Since the expression of the second derivative of the original function is a quadratic, then the original function is a 4th order polynomial.

f(x) = ax^4 + bx^3 + cx^2 + dx +e

We'll substitute x by 0:

f(0) = e

But f(0) = 10 => **e = 10**

We'll differentiate f to get the expression of the first derivative:

f'(x) =4ax^3 + 3bx^2 + 2cx + d

Now, we'll substitute x by 0:

f'(0) = d

But f'(0) = 5 => **d = 5**

Now, we'll differentiate f'(x):

f'"(x) = (4ax^3 + 3bx^2 + 2cx + d)'

f'"(x) = 12ax^2 + 6bx + 2c (1)

But, from enunciation, we know that:

f " (x) = X^2 + X -1 (2)

We'll put (1) = (2):

12ax^2 + 6bx + 2c = X^2 + X -1

We'll put the correspondent coefficients in a relation of equality:

12a = 1

**a = 1/12**

6b = 1

**b = 1/6**

2c = -1

**c = -1/2**

The original function f(x) is:

**f(x) = x^4/12 + x^3/6 - x^2/2 + 5x + 10**

To find the the function for which ,

f " (x) = X^2 + X -1, f ' (0)=5, f (0)=10.

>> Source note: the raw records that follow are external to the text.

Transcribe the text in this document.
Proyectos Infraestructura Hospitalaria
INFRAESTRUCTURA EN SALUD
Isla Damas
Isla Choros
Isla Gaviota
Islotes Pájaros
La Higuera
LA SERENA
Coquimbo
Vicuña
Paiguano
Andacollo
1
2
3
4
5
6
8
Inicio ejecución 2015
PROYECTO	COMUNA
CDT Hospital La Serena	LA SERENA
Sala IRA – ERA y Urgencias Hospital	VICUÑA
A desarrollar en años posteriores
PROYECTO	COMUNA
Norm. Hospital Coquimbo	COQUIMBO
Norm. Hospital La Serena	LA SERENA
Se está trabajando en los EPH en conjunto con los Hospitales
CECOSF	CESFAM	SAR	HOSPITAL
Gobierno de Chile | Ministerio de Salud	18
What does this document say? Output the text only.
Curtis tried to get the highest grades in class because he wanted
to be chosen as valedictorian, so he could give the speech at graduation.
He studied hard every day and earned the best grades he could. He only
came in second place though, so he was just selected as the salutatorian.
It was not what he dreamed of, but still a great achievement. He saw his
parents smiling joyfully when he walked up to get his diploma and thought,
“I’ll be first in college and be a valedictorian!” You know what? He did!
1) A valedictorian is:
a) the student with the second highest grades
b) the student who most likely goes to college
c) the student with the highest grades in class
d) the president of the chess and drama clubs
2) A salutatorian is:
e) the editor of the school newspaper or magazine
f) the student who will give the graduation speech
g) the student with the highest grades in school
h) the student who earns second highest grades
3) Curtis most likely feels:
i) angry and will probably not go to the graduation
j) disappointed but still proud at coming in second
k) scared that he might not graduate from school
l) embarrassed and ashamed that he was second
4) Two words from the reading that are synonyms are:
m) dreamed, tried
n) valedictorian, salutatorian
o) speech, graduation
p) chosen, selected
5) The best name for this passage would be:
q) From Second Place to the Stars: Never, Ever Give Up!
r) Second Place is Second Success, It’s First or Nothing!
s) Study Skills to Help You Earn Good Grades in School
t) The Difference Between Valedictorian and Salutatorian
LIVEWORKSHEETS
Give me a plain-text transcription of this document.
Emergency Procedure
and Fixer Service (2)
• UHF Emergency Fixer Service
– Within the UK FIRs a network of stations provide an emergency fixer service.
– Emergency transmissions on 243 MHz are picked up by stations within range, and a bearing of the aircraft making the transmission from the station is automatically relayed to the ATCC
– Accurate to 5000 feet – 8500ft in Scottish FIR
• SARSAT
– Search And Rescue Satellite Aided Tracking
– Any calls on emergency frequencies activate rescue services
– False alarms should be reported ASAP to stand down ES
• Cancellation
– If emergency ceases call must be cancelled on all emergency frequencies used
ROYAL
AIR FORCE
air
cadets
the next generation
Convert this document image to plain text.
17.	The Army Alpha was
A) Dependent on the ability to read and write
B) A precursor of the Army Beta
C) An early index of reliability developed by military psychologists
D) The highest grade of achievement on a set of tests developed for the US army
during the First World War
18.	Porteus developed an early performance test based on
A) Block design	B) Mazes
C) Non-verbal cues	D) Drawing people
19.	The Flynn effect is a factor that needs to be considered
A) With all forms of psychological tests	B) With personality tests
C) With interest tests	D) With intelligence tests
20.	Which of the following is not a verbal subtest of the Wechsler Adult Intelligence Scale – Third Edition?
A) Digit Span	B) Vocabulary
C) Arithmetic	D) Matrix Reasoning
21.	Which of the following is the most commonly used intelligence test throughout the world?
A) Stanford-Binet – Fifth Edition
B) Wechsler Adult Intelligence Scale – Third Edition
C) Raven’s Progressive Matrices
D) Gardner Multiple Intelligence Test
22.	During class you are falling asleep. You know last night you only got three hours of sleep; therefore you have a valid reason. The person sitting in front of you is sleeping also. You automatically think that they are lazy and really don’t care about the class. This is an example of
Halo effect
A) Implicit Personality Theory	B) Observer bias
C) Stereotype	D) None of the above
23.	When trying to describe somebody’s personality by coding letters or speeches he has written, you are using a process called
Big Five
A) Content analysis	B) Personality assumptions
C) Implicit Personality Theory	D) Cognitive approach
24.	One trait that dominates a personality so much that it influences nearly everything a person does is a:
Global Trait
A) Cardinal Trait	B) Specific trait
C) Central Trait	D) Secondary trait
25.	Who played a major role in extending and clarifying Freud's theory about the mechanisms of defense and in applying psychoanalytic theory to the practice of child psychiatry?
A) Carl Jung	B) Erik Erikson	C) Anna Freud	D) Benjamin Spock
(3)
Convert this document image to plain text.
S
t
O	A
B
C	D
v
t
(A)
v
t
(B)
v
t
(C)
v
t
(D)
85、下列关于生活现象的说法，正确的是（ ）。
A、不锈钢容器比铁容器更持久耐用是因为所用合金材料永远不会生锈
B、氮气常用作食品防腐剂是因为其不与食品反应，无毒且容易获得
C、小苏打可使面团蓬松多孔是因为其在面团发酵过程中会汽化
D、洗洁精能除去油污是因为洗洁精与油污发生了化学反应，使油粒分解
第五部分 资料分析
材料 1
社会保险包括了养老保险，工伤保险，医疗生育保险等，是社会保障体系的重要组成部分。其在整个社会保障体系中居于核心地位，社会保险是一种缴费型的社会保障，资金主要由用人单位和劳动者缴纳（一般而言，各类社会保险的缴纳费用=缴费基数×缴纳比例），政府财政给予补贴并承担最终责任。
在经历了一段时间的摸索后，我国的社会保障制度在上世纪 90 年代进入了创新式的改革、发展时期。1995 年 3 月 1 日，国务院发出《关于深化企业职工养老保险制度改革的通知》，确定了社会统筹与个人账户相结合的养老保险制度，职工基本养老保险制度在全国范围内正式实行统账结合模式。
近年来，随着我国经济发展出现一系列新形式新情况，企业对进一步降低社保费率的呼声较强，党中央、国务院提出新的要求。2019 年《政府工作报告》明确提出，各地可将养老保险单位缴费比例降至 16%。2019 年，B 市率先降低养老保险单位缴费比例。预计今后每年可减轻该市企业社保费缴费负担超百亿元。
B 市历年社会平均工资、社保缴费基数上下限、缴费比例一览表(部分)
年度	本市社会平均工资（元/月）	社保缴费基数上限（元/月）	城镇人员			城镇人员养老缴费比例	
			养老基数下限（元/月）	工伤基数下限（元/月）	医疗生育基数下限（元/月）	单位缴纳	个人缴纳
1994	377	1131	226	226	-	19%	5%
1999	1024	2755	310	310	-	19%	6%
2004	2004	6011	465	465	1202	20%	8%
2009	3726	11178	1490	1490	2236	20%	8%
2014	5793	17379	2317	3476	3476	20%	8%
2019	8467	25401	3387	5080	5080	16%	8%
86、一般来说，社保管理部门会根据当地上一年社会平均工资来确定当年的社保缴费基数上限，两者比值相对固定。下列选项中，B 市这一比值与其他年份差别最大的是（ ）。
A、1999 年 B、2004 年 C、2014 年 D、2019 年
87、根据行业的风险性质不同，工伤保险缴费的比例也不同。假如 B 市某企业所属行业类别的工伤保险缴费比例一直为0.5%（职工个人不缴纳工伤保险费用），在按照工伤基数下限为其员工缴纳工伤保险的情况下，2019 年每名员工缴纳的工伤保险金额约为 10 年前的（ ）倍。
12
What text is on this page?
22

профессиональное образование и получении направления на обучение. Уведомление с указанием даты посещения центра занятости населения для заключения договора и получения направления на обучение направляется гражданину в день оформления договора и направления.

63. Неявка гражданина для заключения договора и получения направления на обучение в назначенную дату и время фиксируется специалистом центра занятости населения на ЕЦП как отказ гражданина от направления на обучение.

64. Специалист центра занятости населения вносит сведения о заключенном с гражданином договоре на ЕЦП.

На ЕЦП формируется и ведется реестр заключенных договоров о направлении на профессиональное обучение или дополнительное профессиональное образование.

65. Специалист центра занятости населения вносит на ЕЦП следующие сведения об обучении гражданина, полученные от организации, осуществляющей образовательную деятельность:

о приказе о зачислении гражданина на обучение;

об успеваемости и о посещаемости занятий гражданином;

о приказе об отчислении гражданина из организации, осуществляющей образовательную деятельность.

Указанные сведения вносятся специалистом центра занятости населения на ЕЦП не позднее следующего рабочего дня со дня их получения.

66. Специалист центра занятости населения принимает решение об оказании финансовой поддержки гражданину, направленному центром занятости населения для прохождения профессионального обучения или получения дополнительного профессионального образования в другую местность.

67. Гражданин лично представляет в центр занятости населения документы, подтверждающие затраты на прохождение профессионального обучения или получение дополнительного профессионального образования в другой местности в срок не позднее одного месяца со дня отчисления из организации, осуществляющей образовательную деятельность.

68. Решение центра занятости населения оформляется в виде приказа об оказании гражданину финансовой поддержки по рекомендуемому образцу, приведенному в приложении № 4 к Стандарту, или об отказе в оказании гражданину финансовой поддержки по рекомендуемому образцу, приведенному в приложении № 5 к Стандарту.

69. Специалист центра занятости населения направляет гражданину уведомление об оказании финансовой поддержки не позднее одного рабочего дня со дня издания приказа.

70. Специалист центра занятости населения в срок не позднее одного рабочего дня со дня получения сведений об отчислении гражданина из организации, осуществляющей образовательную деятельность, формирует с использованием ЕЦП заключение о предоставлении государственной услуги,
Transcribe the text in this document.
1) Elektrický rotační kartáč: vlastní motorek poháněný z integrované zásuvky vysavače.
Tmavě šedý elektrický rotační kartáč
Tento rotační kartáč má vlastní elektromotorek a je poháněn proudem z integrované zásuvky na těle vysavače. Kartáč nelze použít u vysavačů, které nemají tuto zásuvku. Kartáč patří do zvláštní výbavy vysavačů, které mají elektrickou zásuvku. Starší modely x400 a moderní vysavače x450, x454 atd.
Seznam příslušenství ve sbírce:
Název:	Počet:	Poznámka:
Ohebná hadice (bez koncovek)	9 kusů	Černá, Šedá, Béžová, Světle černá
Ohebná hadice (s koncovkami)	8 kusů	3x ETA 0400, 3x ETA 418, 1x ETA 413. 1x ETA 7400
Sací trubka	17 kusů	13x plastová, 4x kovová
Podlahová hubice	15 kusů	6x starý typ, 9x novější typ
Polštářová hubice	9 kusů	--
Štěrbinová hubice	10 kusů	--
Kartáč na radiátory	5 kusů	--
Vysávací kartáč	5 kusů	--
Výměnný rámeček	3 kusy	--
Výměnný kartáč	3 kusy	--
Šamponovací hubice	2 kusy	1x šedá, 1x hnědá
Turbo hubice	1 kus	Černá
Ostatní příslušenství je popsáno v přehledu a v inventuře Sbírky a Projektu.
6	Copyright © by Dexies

Sinxe f"(x) = x^2+x-1, f'(x) is the integral of f"(x) dx.

Therefore f'(x) = Int (x^2+x-1)dx = x^3+x^2/2 -x +C.

Now we apply the given conditions: f'(0) = 5.

So f'(0) = 0^3/3+0^2/2 -0 +C = 5.. So C = 5.

Therefore f'(x) = x^3/3+x^2/2 -x+5.

So f(x) = Int f'(x) dx = Int (x^3/3+x^2/2 -x+5) dx = x^4/(4*3) +x^3/(2*3) -x^2/2 +5x + C2

f(x) = x^4/12+x^3/6-x^2/3+5x+C2

But f(0) =10 = 0 + C2. So C2 = 10.

Therefore f(x) = x^4/12+x^3/6-x^2/3+5x +10.